“The hakim speaks truth!” she laughed.

King turned about instantly to face her, but he salaamed so low that she could not have seen his expression had she tried.

“If Ye wish it, I will order him tossed into Earth's Drink after those other three.”

Muhammed Anim rose stroking his beard and rocking where he stood.

“It is the law!” he growled, and King shuddered.

“It is the law,” Yasmini answered in a voice that rang with pride and insolence, “that none interrupt me while I speak! For such ill-mannered ones Earth's Drink hungers! Will you test my authority, Muhammad Anim?”

The mullah sat down, and hundreds of men laughed at him, but not all of the men by any means.

“It is the law that none goes out of Khinjan Cave alive who breaks the law of the Caves. But he broke no very big law. And he spoke truth. Think Ye! If that head had only fallen into Muhammad Anim's lap, the mullah might have smuggled in another man with it!”

A roar of laughter greeted that thrust. Many men who had not laughed at the mullah's first discomfiture, joined in now. Muhammad Anim sat and fidgeted, meeting nobody's eye and answering nothing.

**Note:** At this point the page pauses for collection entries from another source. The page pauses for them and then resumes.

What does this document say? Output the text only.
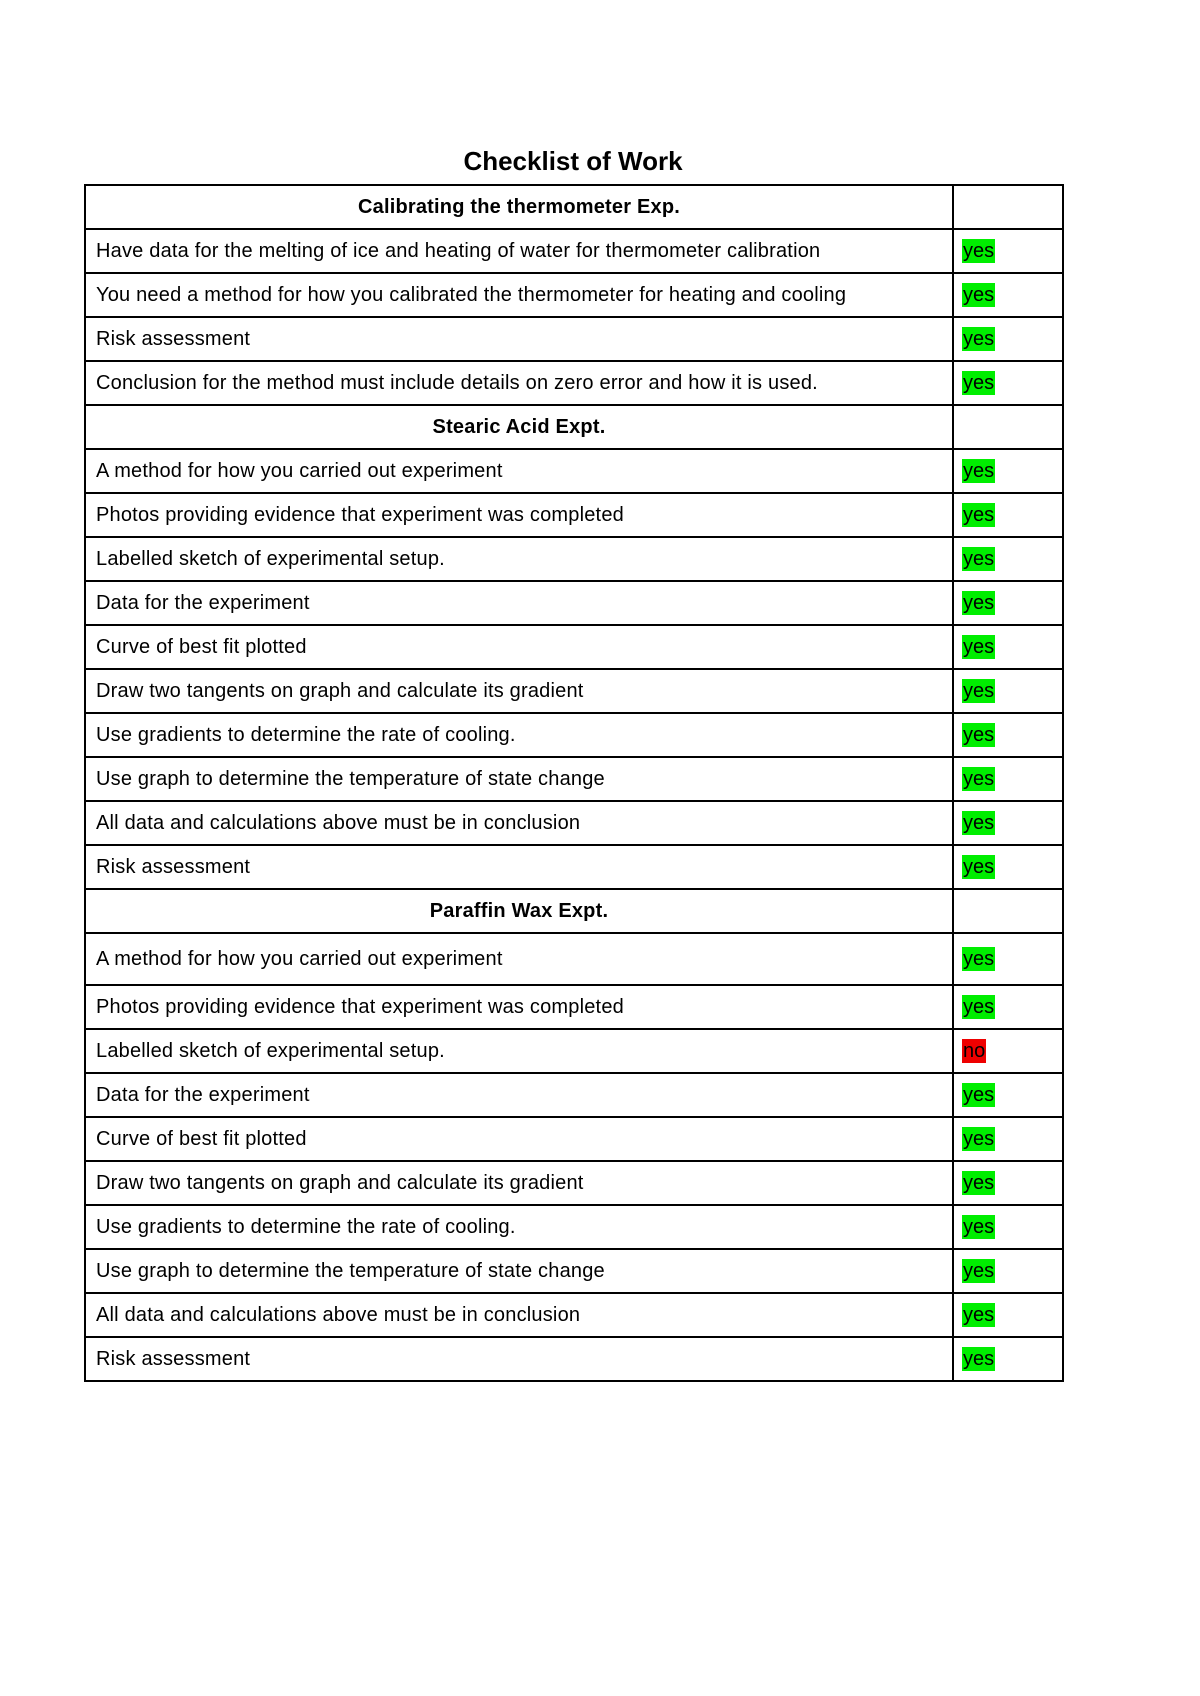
Checklist of Work
Calibrating the thermometer Exp.	
Have data for the melting of ice and heating of water for thermometer calibration	yes
You need a method for how you calibrated the thermometer for heating and cooling	yes
Risk assessment	yes
Conclusion for the method must include details on zero error and how it is used.	yes
Stearic Acid Expt.	
A method for how you carried out experiment	yes
Photos providing evidence that experiment was completed	yes
Labelled sketch of experimental setup.	yes
Data for the experiment	yes
Curve of best fit plotted	yes
Draw two tangents on graph and calculate its gradient	yes
Use gradients to determine the rate of cooling.	yes
Use graph to determine the temperature of state change	yes
All data and calculations above must be in conclusion	yes
Risk assessment	yes
Paraffin Wax Expt.	
A method for how you carried out experiment	yes
Photos providing evidence that experiment was completed	yes
Labelled sketch of experimental setup.	no
Data for the experiment	yes
Curve of best fit plotted	yes
Draw two tangents on graph and calculate its gradient	yes
Use gradients to determine the rate of cooling.	yes
Use graph to determine the temperature of state change	yes
All data and calculations above must be in conclusion	yes
Risk assessment	yes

“So it seems to me good,” Yasmini said, in a voice that did not echo any more but rang very clear and true (she seemed to know the trick of the roof, and to use the echo or not as she chose), “to let this hakim live! He shall meditate in his cave a while, and perhaps he shall be beaten, lest he dare offend again. He can no more escape from Khinjan Caves than the women who are prisoners here. He may therefore live!”